Despite the fact that Bitcoin is still going through a stabilization process, a former Goldman Sachs Vice President seems confident that the cryptocurrency can protect investors against volatility. In an interview, Jason Urban, a former Goldman Sachs Vice president explained how gold and Bitcoin can be used to protect investors from volatile markets.
On Thursday, David Lin of Kitco News spoke with a former Goldman Sachs trader about gold, Bitcoin, and the stock market. After being asked if he had at any time in his career seen so much volatility in the markets, Urban stated he had never seen such volatility, even though he had traded through the 9/11 era and 2007 – 2008 financial crisis.
According to Urban:
“No, never, and I [was] trading through the 9/11 era, 2007-2008, MF global imploding… there were stresses but nothing like this, and this is why I take the defensive stance because what we’re currently seeing is really truly unprecedented and we haven’t gotten completely through the snake so to speak yet… we don’t know what the knock-on effects are, when rent moratoriums are or eviction moratoriums are lifted, if they’re ever lifted, how is all that going to play out and what we’re going to be the knock-on effects.”
Urban likes traditional hedges like silver and gold but also uses Bitcoin and other cryptocurrency assets for similar hedging purposes.
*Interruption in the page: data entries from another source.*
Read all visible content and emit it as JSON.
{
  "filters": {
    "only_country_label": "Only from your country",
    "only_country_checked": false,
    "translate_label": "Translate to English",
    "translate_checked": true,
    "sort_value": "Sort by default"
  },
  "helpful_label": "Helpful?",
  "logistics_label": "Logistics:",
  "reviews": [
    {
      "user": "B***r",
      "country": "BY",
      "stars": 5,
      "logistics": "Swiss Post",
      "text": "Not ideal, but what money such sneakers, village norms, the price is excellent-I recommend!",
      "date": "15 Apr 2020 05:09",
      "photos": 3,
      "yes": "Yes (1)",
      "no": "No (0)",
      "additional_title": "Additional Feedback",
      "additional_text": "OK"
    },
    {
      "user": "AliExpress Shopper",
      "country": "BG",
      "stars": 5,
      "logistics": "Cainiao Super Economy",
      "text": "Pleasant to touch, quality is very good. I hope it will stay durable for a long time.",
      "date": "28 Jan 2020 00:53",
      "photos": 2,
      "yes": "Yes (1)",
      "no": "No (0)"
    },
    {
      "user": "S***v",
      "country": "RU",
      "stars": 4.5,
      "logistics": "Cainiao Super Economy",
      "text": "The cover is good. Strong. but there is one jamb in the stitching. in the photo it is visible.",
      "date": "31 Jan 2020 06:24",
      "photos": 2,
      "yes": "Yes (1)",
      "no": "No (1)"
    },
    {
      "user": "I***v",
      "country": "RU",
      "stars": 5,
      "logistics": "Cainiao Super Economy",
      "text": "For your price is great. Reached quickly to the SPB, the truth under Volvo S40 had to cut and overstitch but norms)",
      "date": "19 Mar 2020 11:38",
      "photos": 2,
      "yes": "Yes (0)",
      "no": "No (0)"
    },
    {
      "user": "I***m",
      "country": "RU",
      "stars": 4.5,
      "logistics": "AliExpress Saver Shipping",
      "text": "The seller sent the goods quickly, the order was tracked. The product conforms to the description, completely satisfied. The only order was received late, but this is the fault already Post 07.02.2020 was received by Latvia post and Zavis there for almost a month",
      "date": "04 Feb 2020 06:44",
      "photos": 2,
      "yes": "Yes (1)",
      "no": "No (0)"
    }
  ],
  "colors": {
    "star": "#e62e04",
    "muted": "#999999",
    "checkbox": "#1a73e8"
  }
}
He believes that the biggest thing to look for is a fixed supply similar to gold. It’s harder to devalue assets like gold and Bitcoin as governments find it hard to control them.
Recently, Goldman Sachs took another step towards embracing cryptocurrencies. It revealed more plans on the creation of its cryptocurrency. Despite its previous criticism of Bitcoin, the bank revealed plans to create what appears to be a competing asset.